We found interesting the meta-analysis by Seidu et al. (1) that evaluated the benefits and harms of continuous glucose monitoring (CGM) versus intermittent scanning continuous glucose monitoring (isCGM) in type 2 diabetes and whether CGM and isCGM are more effective in managing type 2 diabetes than blood glucose monitoring (BGM). We applaud the effort to assess the evidence for these comparisons (CGM vs. isCGM and CGM/isCGM vs. BGM); however, we are concerned that the overall conclusion the authors reach is not supported by the data. One of the limitations to the conclusions is the methodology used, in which professional CGM studies and real-time continuous glucose monitoring (rtCGM) studies are combined in a single category of “CGM” and are compared with isCGM studies. Professional or diagnostic CGM is a specific category of CGM, usually owned by clinical practices, and it is used for short-term evaluations of glucose trends and patterns. Most importantly, professional CGM is retrospective, and the data are usually blinded to the user until later review with the provider. Furthermore, it does not allow the person with diabetes to receive immediate feedback, which is one of the most powerful advantages of CGM, whether real-time or intermittent scanning. This feedback allows users to review glucose levels and their predicted direction, provided by trend arrows, and allows them to receive alerts and alarms. Therefore, the comparison between the CGM (professional and rtCGM) and isCGM studies as reported by the authors in their article can be misleading, as the two groups are in fact three groups of interventions, professional CGM (regardless of brand), rtCGM, and isCGM, and should be analyzed as such. Of note, the authors do not clarify that the Ajjian et al. study (2) used in the isCGM analysis used the professional CGM version of isCGM. Combining professional CGM with rtCGM in a CGM category while including the professional CGM version of isCGM within the isCGM group rather than its own category, regardless of brand, gives the impression that manufacturers rather than studies are being compared, which affects the objectivity of this analysis.

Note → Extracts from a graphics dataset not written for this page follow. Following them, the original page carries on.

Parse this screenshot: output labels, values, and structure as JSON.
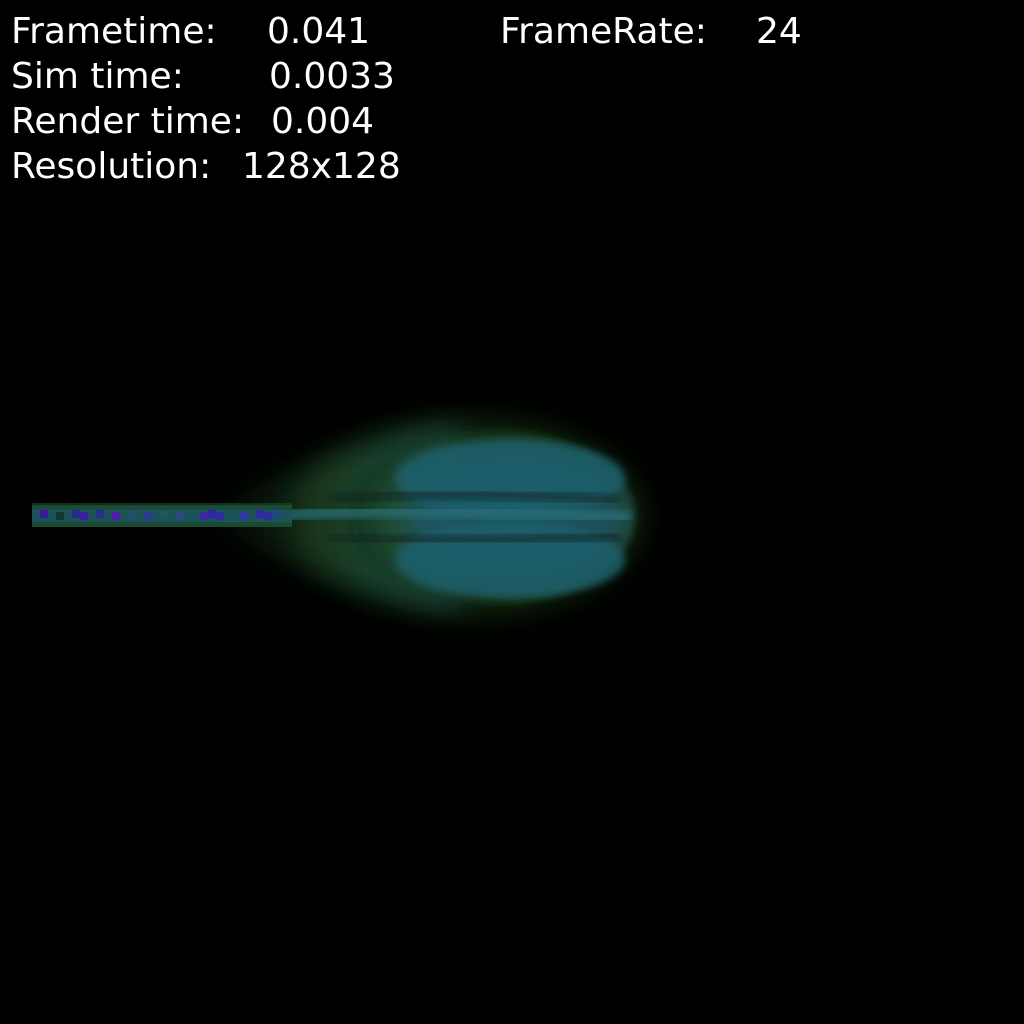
{
  "hud": {
    "frametime_label": "Frametime:",
    "frametime_value": "0.041",
    "framerate_label": "FrameRate:",
    "framerate_value": "24",
    "simtime_label": "Sim time:",
    "simtime_value": "0.0033",
    "rendertime_label": "Render time:",
    "rendertime_value": "0.004",
    "resolution_label": "Resolution:",
    "resolution_value": "128x128"
  },
  "colors": {
    "background": "#000000",
    "text": "#ffffff",
    "fluid_core": "#1f5a64",
    "fluid_edge": "#2c6b2f",
    "jet_purple": "#4a1fa8"
  }
}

Furthermore, incongruences were found in the selection and description of the trials included in the analysis. The Ajjan et al. study from 2016 (3) included individuals with either type 1 or type 2 diabetes and was not a retrospective CGM study, because the intervention group used unmasked rtCGM with alerts and alarms off. Other studies included in the analysis had a mixed population of individuals with type 1 or type 2 diabetes (4), and this confounding factor was not included in the study limitations.

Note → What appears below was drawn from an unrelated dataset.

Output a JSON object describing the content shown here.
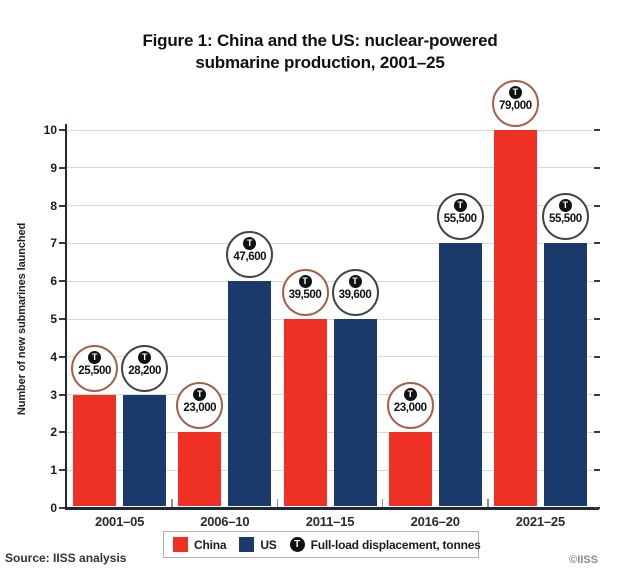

Finally, the conclusions the authors make regarding the superiority of isCGM for user satisfaction could be construed as biased, as the studies included in the CGM group used both professional CGM and rtCGM, obsolete or no longer commercially available CGM systems (4,5), CGM systems with duration of wear as short as 48 h (4), and systems with higher inaccuracy and suboptimal wearability (5), and this group was compared with an isCGM group that was derived from the most recent literature.

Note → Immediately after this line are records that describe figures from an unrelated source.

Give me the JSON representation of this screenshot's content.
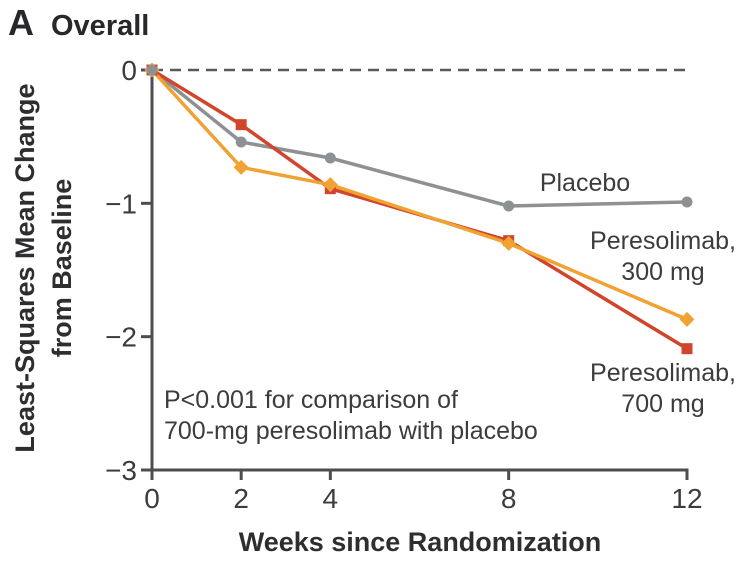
{
  "panel": {
    "letter": "A",
    "title": "Overall"
  },
  "chart_data": {
    "type": "line",
    "title": "Overall",
    "xlabel": "Weeks since Randomization",
    "ylabel": "Least-Squares Mean Change\nfrom Baseline",
    "x": [
      0,
      2,
      4,
      8,
      12
    ],
    "x_tick_labels": [
      "0",
      "2",
      "4",
      "8",
      "12"
    ],
    "y_ticks": [
      0,
      -1,
      -2,
      -3
    ],
    "y_tick_labels": [
      "0",
      "−1",
      "−2",
      "−3"
    ],
    "xlim": [
      0,
      12
    ],
    "ylim": [
      -3,
      0
    ],
    "grid": false,
    "zero_reference_line": "dashed",
    "legend_position": "inline-right",
    "series": [
      {
        "name": "Placebo",
        "marker": "circle",
        "color": "#8E9193",
        "values": [
          0,
          -0.54,
          -0.66,
          -1.02,
          -0.99
        ]
      },
      {
        "name": "Peresolimab, 300 mg",
        "marker": "diamond",
        "color": "#F0A232",
        "values": [
          0,
          -0.73,
          -0.86,
          -1.3,
          -1.87
        ]
      },
      {
        "name": "Peresolimab, 700 mg",
        "marker": "square",
        "color": "#D0452B",
        "values": [
          0,
          -0.41,
          -0.89,
          -1.28,
          -2.09
        ]
      }
    ],
    "series_labels": [
      {
        "text": "Placebo"
      },
      {
        "text": "Peresolimab,\n300 mg"
      },
      {
        "text": "Peresolimab,\n700 mg"
      }
    ],
    "annotation": "P<0.001 for comparison of\n700-mg peresolimab with placebo",
    "colors": {
      "axis": "#4C4D4F",
      "tick_text": "#3B3C3E",
      "dashed_line": "#58595B"
    }
  }
}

Duality of Interest. G.A. has received research support to her institution, Northwestern University, from Fractyl Health, Insulet Corporation, MannKind, Tandem Diabetes, and Welldoc and has received consulting fees from Dexcom, Insulet Corporation, and Medscape. No other potential conflicts of interest relevant to this article were reported.

Handling Editors. The journal editor responsible for overseeing the review of the manuscript was Steven E. Kahn.